Agenci CBA zatrzymali w czwartek prezydenta Wrocławia. - Został zatrzymany rano w mieszkaniu - powiedział rzecznik MSWiA. Wyjaśnił, że chodzi o nieprawidłowości i podejrzenia popełnienia przestępstw dotyczącej dość głośnej sprawy Collegium Humanum.


Przypomnijmy - afera Collegium Humanum dotyczy prywatnej uczelni, która, jak wykazało śledztwo CBA, miała sprzedawać dyplomy, w tym na kierunku MBA (z ang. Master of Business Administration, czyli studiów podyplomowych skoncentrowanych na zarządzaniu biznesem i finansami). Dzięki tym dyplomom absolwenci, w tym osoby związane z polityką, mogli aplikować na wysokie stanowiska na przykład w spółkach Skarbu Państwa. Rektor oraz inne osoby powiązane z uczelnią są podejrzani o prowadzenie "fabryki dyplomów", sprzedając dokumenty za łapówki. 

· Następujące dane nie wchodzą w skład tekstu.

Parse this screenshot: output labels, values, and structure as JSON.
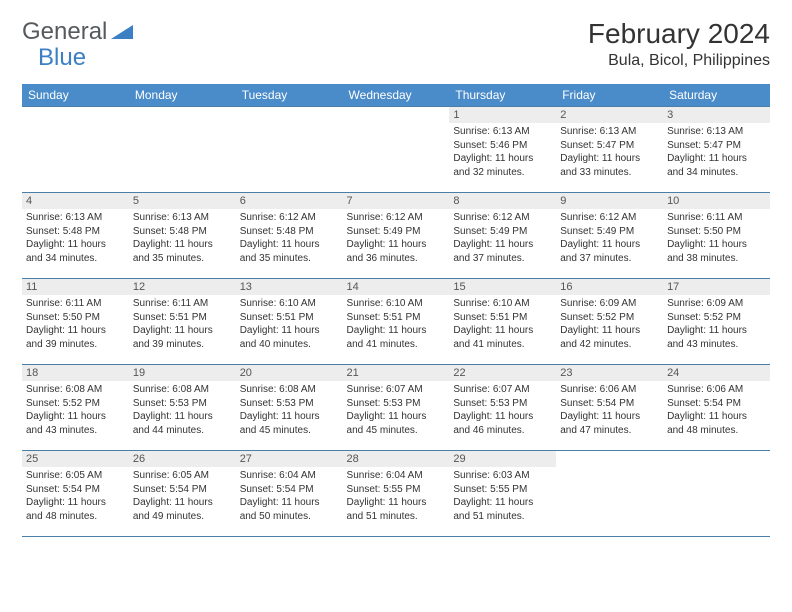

"Decyzje podejmuje pierwszy zastępca"

Po upublicznieniu informacji o zatrzymaniu prezydenta Wrocławia tamtejszy ratusz wydał oświadczenie w tej sprawie. Zapewnia, że miejski urząd pracuję bez zakłóceń.

"Urząd Miasta Wrocławia funkcjonuje normalnie i wypełnia swoje codzienne zadania. W przypadku każdej nieobecności Prezydenta Wrocławia decyzje związane z funkcjonowaniem miasta podejmuje pierwszy zastępca, to znaczy Pani Wiceprezydent Renata Granowska" - czytamy w oświadczeniu opublikowanym w mediach społecznościowych.

Dalej w komunikacie przypomniano wcześniejsze oświadczenie Jacka Sutryka w sprawie Collegium Humanum. Prezydent miasta zapewnił w nim, że zapłacił za studia z własnych środków i zakończył je stosownym egzaminem.

"Podobnie jak kilkanaście tysięcy osób w całej Polsce czuję się w tej sprawie osobą pokrzywdzoną i oczekuję jej szybkiego wyjaśnienia przez odpowiednie służby państwowe. (...)" - czytamy w oświadczeniu prezydenta Wrocławia z 3 marca 2024 roku.